MD Union Labor and Christ's Green Resurrection

Terrance lycidas2 at earthlink.net
Sat Apr 6 13:43:01 CST 2002


Many people in the mining industry held to a belief that bad luck
follows
those who work during the Easter season. In 1893 Easter was celebrated
on April 2. The following day, a mine flood in Laurel Hill claimed the
lives
of three men. Many others narrowly escaped. Years earlier, also on
Easter
Monday, 10 men died in a cave-in at Raven Run. Unrelated to the
superstition was a dynamite explosion that occurred at the Silver Brook
Colliery, south of McAdoo, in 1896. The blast killed six men.
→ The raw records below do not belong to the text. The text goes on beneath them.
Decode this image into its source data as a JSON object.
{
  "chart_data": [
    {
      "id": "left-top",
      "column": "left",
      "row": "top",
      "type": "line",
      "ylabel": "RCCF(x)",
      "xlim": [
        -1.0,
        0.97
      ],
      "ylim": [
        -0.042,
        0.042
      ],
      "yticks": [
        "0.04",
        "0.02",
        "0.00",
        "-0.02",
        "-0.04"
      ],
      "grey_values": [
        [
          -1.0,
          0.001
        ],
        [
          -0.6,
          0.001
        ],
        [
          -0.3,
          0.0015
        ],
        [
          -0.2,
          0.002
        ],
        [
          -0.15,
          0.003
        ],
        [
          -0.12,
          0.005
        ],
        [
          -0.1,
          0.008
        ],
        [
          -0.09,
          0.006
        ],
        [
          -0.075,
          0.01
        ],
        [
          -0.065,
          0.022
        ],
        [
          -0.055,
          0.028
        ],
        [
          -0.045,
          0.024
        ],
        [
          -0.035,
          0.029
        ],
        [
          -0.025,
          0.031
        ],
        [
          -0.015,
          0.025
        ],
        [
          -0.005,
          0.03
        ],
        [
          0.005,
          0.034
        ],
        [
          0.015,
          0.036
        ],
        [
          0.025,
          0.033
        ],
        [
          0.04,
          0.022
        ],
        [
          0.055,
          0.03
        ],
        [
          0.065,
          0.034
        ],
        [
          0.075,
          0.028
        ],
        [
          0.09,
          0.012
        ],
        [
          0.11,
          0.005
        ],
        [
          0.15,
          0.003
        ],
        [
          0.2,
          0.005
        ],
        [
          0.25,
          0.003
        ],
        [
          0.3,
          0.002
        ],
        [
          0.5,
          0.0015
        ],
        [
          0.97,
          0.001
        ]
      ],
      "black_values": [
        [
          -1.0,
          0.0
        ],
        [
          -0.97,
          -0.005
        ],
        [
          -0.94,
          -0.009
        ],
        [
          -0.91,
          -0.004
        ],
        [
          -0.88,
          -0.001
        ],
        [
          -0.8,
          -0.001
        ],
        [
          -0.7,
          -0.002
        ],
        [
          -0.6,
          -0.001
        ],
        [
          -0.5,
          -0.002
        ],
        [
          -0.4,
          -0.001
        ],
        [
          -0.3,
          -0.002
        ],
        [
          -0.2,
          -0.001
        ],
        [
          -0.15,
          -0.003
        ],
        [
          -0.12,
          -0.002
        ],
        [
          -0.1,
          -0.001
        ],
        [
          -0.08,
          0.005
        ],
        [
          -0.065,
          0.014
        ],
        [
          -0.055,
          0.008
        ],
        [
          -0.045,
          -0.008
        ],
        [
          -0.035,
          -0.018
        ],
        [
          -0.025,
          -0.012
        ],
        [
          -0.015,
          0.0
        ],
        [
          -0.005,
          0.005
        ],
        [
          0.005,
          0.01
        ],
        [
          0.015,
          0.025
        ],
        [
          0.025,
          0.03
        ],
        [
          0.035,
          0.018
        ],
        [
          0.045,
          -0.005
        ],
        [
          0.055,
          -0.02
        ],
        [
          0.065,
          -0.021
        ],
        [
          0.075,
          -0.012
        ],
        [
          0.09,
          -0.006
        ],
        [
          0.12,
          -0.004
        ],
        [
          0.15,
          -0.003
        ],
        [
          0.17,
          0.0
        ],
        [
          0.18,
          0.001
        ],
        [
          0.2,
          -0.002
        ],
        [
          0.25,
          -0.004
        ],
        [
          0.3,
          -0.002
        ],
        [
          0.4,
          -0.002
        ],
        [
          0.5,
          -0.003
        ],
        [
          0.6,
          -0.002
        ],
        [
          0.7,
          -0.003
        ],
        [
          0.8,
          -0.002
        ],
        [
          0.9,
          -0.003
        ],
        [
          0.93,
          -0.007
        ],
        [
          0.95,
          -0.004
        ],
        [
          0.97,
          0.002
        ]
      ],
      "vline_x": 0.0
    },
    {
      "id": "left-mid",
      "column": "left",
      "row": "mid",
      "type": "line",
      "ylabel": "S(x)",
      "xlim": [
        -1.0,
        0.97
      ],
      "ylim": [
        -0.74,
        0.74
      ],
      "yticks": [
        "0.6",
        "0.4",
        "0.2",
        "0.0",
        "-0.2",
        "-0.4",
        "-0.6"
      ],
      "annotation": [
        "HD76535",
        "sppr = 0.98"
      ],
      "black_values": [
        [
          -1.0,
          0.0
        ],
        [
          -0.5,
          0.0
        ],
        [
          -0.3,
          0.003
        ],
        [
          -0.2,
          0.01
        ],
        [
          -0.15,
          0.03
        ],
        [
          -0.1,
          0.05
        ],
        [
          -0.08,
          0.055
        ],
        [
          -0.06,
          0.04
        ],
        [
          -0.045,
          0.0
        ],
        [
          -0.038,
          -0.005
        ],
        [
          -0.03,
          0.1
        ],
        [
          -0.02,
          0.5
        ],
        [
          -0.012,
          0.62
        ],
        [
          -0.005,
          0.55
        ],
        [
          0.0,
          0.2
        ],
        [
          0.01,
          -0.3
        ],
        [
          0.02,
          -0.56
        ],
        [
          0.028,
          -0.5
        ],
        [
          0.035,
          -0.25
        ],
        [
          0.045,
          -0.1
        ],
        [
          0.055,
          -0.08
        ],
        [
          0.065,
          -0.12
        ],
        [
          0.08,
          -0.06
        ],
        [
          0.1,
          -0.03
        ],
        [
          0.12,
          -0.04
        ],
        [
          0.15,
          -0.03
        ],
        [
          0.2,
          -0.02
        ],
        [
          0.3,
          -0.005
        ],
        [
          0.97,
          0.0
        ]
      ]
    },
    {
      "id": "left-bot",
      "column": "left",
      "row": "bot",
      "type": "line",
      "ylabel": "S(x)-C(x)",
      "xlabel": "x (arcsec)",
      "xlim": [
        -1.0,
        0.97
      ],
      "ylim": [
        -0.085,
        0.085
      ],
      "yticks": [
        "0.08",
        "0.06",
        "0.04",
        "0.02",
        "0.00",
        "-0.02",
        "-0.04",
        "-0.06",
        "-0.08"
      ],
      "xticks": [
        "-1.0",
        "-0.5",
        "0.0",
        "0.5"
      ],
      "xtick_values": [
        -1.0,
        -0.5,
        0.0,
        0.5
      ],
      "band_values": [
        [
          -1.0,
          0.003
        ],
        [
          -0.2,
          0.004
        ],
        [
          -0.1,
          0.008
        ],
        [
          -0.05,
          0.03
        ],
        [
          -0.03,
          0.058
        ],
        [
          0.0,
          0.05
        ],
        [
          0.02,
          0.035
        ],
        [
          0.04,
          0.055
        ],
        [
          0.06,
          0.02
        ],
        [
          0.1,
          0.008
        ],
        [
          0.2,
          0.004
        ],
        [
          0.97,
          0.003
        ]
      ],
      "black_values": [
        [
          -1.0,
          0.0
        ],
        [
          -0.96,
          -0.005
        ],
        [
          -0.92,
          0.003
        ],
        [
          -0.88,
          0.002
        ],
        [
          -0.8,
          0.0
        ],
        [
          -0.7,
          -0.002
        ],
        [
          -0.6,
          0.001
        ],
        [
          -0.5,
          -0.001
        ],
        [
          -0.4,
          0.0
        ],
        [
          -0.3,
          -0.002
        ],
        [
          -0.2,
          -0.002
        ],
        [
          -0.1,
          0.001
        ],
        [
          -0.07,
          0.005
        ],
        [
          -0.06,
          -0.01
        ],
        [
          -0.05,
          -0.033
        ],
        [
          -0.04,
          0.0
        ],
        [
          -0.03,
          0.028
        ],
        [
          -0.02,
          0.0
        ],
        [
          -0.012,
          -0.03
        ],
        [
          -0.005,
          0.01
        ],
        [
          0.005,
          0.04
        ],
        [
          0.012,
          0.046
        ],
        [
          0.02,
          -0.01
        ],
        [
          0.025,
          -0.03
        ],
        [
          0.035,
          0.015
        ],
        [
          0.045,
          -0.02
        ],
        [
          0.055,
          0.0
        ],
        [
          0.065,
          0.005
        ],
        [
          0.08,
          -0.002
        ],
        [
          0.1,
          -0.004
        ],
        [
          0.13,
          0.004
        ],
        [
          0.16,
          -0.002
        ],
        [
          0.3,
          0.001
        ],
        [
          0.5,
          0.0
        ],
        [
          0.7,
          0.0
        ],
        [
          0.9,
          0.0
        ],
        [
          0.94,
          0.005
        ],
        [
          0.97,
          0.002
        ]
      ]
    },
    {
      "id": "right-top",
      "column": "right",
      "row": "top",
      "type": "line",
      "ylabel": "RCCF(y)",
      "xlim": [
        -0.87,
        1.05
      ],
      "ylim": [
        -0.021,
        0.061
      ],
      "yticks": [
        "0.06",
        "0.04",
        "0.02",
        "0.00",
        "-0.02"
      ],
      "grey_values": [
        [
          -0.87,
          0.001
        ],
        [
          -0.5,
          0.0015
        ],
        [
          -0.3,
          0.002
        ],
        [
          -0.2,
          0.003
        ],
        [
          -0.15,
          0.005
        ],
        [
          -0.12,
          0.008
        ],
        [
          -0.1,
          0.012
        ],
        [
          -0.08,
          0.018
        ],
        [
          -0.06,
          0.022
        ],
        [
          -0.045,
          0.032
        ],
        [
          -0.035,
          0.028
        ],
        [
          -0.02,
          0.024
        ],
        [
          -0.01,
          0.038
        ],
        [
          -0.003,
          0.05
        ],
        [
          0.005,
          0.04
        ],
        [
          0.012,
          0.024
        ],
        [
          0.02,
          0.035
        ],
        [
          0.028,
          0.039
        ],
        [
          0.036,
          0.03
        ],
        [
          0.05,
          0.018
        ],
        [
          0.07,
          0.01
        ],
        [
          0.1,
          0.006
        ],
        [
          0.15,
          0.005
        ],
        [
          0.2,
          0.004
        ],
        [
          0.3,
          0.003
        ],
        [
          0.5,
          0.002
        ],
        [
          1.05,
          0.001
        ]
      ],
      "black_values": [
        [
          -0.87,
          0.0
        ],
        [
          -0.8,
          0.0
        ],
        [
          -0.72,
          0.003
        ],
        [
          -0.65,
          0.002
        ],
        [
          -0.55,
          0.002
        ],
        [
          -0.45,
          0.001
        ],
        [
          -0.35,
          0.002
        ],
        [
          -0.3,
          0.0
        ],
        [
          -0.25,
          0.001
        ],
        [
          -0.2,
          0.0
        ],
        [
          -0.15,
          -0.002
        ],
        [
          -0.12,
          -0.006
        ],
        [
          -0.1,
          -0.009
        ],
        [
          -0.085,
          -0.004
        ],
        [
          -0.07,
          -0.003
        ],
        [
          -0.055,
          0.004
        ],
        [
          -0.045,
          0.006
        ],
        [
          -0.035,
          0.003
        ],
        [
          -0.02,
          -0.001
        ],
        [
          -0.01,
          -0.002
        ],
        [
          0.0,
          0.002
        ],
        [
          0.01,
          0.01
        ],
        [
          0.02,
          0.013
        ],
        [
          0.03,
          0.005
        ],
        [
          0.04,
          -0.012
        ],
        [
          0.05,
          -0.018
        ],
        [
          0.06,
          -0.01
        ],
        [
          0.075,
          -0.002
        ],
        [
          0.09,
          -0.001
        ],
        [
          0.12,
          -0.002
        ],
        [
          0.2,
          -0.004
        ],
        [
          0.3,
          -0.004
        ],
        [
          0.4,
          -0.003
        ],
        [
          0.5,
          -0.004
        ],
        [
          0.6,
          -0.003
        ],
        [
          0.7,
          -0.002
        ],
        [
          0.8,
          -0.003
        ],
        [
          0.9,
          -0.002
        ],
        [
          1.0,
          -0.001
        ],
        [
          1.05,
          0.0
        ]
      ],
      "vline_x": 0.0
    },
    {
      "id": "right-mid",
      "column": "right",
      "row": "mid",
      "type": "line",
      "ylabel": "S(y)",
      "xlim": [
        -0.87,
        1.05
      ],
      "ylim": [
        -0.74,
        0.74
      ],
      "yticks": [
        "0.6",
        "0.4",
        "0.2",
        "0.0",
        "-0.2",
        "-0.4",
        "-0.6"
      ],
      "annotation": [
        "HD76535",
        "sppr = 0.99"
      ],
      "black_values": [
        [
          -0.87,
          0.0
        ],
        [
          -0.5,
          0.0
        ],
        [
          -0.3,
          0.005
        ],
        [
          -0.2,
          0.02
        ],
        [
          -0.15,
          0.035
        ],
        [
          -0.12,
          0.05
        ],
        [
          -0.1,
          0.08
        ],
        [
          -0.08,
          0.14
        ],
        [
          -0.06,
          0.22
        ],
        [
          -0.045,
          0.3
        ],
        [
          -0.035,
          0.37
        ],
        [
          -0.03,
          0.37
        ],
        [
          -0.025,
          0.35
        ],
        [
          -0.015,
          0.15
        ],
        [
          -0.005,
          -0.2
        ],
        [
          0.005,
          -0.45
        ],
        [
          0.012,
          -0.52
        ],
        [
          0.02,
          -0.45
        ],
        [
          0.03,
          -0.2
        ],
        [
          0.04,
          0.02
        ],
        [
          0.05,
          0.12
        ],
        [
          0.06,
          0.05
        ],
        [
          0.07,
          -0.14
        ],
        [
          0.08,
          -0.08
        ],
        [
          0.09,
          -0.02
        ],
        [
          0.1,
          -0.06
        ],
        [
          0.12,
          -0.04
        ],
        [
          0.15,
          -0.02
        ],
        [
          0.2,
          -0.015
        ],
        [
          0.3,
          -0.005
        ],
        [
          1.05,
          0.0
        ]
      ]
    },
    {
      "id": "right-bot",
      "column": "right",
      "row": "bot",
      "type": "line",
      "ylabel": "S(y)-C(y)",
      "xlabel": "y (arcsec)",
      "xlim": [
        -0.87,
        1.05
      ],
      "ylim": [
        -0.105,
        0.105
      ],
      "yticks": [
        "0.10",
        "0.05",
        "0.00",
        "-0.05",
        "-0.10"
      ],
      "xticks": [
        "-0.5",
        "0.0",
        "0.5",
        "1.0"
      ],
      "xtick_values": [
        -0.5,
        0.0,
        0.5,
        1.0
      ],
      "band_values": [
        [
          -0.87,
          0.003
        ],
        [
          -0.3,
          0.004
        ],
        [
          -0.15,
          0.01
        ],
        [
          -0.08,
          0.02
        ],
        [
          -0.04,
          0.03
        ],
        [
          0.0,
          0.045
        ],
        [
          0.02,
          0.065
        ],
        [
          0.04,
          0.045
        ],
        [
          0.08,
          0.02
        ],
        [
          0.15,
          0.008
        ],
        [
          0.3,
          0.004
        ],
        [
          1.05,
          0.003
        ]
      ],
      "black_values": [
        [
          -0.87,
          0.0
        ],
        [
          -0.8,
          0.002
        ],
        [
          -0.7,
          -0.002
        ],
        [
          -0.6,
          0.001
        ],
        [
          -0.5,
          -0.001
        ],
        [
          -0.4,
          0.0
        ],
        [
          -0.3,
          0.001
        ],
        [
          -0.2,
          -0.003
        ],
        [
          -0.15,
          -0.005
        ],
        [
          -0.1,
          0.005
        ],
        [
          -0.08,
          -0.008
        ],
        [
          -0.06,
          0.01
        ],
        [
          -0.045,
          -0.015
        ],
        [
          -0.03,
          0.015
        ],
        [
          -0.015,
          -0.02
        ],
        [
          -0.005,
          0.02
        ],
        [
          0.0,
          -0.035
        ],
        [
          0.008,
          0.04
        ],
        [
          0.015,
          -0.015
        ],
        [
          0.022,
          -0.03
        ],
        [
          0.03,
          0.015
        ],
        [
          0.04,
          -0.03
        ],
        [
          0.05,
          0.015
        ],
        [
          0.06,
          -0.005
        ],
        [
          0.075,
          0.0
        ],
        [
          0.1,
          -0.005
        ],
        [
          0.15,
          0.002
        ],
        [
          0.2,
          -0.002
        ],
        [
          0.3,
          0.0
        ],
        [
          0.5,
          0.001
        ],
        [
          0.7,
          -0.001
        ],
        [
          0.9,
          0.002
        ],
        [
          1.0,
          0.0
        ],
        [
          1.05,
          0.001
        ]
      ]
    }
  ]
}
http://www.standardspeaker.com/history/mishaps.htm

I was born one mornin' when the sun didn't shine
I picked up my shovel and I walked to the mine
I loaded sixteen tons of number nine coal
And the straw boss said "Well, a-bless my soul"

If you see me comin', better step aside
A lotta men didn't, a lotta men died
One fist of iron, the other of steel
If the right one don't a-get you, then the left one will

You load sixteen tons, what do you get?
Another day older and deeper in debt
Saint Peter don't you call me 'cause I can't go
I owe my soul to the company store

"Why, the Collier sailors belive 'tis bad luck...?" Dixohn replies..."it
being the day of Christ's Execution."   MD.26

"All thah' Coal-Mining, I guess." MD.42

He doesn't fancy or imagine, but guess.